King’s County Infirmary was established under King George III’s reign with the passing of the Irish County Infirmaries Act of 1765. This act enabled the creation of infirmaries in thirty Irish counties. In an amending act from 1768, King’s County Infirmary was moved from Philipstown (Daingean) to Tullamore, the new county town. During the redevelopment of Tullamore town by the Earl of Charleville, a new infirmary building was erected in 1788 on Church Street and was further extended in 1812.

The County Infirmaries Act was enacted to provide healthcare to the poor which fulfilled the eighteenth century philanthropic ideals of the landed gentry who supported these institutions through donations and subscriptions. King’s County Infirmary was supported by an income comprising of parliamentary funds, grand jury presentments, governor subscriptions, donations, and patient fees. The infirmary was managed by a Board of Governors who paid subscriptions for their position on the board. Governors had absolute control over the infirmary including staff appointments and patient admissions. To gain access to the infirmary, Governors issued tickets of admission which were most likely given to their employees, tenants, and servants. The governors who supported the hospital were made up of local gentry and landowners such as the Earl of Rosse, Lord Digby and prominent businessowners such as the Goodbody family.

During the War of Independence, King’s County Infirmary came under the jurisdiction of the new Sinn Féin majority council, now renamed Offaly County Council. On the 21st of January 1921, the secretary to Offaly County Council attended a meeting of the board to inform them of the closure of the infirmary. It was to be closed under the Offaly amalgamation scheme whereby the workhouse hospital would become the new County Hospital. The board pleaded with the council to delay the closure in order to settle the affairs of the hospital in relation to critical patients and financial matters.

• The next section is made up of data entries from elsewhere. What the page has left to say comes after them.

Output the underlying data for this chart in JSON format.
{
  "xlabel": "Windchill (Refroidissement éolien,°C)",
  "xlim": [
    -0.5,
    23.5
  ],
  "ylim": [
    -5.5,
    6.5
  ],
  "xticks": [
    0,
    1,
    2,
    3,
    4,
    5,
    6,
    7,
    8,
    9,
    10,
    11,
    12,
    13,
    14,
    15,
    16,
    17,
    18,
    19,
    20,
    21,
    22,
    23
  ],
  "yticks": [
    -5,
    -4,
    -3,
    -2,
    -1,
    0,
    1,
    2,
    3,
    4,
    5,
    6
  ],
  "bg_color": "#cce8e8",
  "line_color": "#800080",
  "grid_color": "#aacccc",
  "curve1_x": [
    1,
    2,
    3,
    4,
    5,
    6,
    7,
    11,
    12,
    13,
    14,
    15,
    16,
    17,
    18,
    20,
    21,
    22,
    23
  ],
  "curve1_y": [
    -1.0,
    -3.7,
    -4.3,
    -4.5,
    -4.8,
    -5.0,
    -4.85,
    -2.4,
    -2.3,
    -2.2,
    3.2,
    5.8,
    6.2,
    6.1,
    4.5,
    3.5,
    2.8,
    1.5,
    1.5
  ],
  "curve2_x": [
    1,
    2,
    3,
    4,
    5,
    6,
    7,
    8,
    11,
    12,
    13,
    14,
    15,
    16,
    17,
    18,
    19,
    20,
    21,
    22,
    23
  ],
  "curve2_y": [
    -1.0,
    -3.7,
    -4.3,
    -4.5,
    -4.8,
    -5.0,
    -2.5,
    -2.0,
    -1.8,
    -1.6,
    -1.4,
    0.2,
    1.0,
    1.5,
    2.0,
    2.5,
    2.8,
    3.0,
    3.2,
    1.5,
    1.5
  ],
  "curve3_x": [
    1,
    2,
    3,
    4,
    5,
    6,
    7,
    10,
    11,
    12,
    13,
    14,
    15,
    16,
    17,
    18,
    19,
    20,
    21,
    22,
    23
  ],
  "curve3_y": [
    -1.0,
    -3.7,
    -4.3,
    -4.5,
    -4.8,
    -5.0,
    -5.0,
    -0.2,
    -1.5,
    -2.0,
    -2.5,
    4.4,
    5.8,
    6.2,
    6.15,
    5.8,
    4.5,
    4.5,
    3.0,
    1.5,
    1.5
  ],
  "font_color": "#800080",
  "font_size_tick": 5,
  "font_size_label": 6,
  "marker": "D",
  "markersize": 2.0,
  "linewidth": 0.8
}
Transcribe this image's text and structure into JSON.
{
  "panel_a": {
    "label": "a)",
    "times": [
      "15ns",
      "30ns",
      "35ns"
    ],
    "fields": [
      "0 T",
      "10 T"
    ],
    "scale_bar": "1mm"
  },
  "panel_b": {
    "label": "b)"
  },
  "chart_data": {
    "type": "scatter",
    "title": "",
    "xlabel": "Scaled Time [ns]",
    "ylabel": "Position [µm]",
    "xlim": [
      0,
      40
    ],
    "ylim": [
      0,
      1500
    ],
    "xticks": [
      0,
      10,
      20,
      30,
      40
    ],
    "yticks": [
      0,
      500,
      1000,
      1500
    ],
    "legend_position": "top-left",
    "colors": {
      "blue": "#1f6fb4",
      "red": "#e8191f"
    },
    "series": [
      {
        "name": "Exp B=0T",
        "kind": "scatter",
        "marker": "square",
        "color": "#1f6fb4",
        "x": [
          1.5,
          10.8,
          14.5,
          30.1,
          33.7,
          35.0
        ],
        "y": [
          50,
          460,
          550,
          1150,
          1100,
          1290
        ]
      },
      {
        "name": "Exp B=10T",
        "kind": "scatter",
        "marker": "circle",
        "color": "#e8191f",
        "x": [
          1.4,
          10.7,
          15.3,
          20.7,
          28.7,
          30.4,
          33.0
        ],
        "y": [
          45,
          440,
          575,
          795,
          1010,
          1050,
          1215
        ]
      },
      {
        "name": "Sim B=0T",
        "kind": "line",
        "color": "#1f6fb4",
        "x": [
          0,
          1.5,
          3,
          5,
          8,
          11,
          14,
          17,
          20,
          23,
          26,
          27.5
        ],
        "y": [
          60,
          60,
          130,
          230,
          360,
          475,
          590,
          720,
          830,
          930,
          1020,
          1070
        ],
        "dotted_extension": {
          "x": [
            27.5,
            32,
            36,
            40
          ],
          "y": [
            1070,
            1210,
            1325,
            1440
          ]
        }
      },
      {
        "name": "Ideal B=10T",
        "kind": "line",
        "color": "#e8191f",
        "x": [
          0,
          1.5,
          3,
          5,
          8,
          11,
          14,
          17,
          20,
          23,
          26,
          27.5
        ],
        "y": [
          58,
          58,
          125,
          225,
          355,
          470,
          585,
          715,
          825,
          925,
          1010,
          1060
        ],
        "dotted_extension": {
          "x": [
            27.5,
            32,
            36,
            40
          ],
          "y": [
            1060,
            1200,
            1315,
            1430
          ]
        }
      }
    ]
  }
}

The hospital eventually closed in August 1921 after it was reported by the surgeon and registrar to the board, that the bedding and beds were carried out of the infirmary by unknown persons suspected to be under orders of the county council.

Following its closure, King’s County Infirmary accommodated the civil guards and then housed the county library until 1977. The façade of the original King’s County Infirmary can still be seen on Church Street, Tullamore, which has now been repurposed into apartments.

McGinn's Bakery

  • Corporate body
  • 1920-1996

The premises were first mentioned in a lease from Charles William Bury to John Shaw in 1790. It became a brewery in 1805 when Richard Deverell acquired the property. The ownership changed again, i.e. to George Wilkinson, a baker, in the 1850s.
Michael McGinn (1879-1973) bought the premises in 1920 from the widow Brophy under whose ownership a pub was run by the Keeney family. McGinn was from Mountmellick and managed a D. E. Williams grocery shop there before he bought the pub in Tullamore. He continued the pub trade and also operated a bakery and a grocery on the premises. The licence was transferred in 1967 to his son Philip McGinn who renovated the pub in 1978 and changed the grocery part to an off-licence in 1980.